I say - the oddest thing is happening.
Reasonably regular readers will remember that recently I declared a bubble in my perspex walls (the mental construct that allows me to exercise discipline and not eat everything in the entire world), which allowed me a cold liquid option in Starbucks during the summer. Normally, I'd regard these as basically liquid desserts, but by getting them to take every conceivable calorie and gram of fun out of a frappucino, I convinced myself that I could actually drink them without imperilling my control. And so it has proved - I have one or two cold ones when I go to spend a day in Starbucks now, and have no problem with that. My discipline remains strong, my routine of exercise remains unchallenged, and I don't feel like diving into the nearest cheesecake as a result of having a "liquid dessert" - the logic that used to connect one to the other appears to have been at least partially quelled.
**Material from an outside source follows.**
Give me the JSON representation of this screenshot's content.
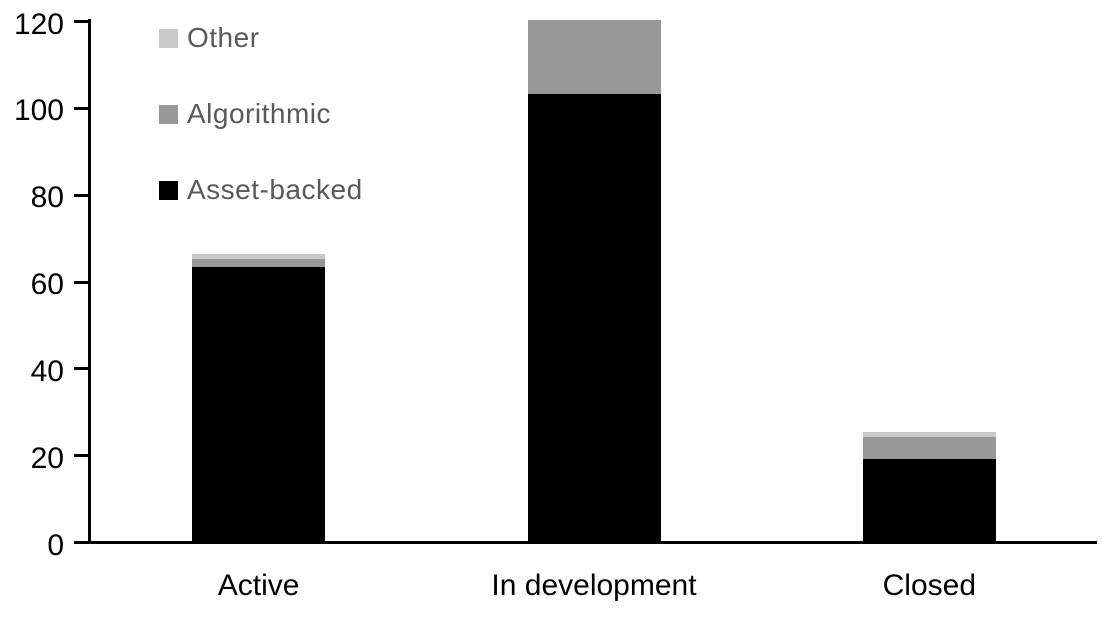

Well, today things have gone a degree further - a bubble expansion, if you will.
The staff at my particular Starbucks all now pretty much know me. the head honcho there even occasionally passes me stuff that's due to be chucked out if I can make use of it - sachets of instant, packets of beans for grinding, that sort of thing.
Today she handed me a dessert.
Well, it could be seen as a dessert. Yoghurt, compote and granola - that's pretty desserty if you think about it. I read the calorific information - about 300, since you ask - realised I'd walked six miles this morning, and then checked my decision-making paradigm. Was this not the thin end of the wedge? Was it not the top of the slippery slope into secret lunch time chippy trips and head-first dives into the Hagen Daz?
It really doesn't seem to be. It was a thing - I treated it as lunch and moved the fuck on. Even now, some hours later, I'm not connecting it with desserts and desires. It's as if there's a wall that won't let the usual demented logic connect in my brain.
Firstly, we like this. We like this a lot, because the Demented Disappearer is frankly a pain in everybody's ass. And secondly - on we go. Depending on the weather, going to either walk again in the morning or head to the gym. Still haven't wrecked my calorie count for the day, and don't intend to now I'm home, and we move the hell along. Am I going to crave the same thing next time I go to Starbucks? Don't think so - didn't crave it today. Obviously, I'll let you know if that changes, but certainly at the moment I'm just focusing on losing my 2lb by Tuesday, to take me down to 18st 2.75.
The interesting thing is I said this not long before having the fish and chips, back in March 2012 that began my slide back into old and dangerous habits. Let's see if the Bubble Expansion and the Logic Block remains, shall we?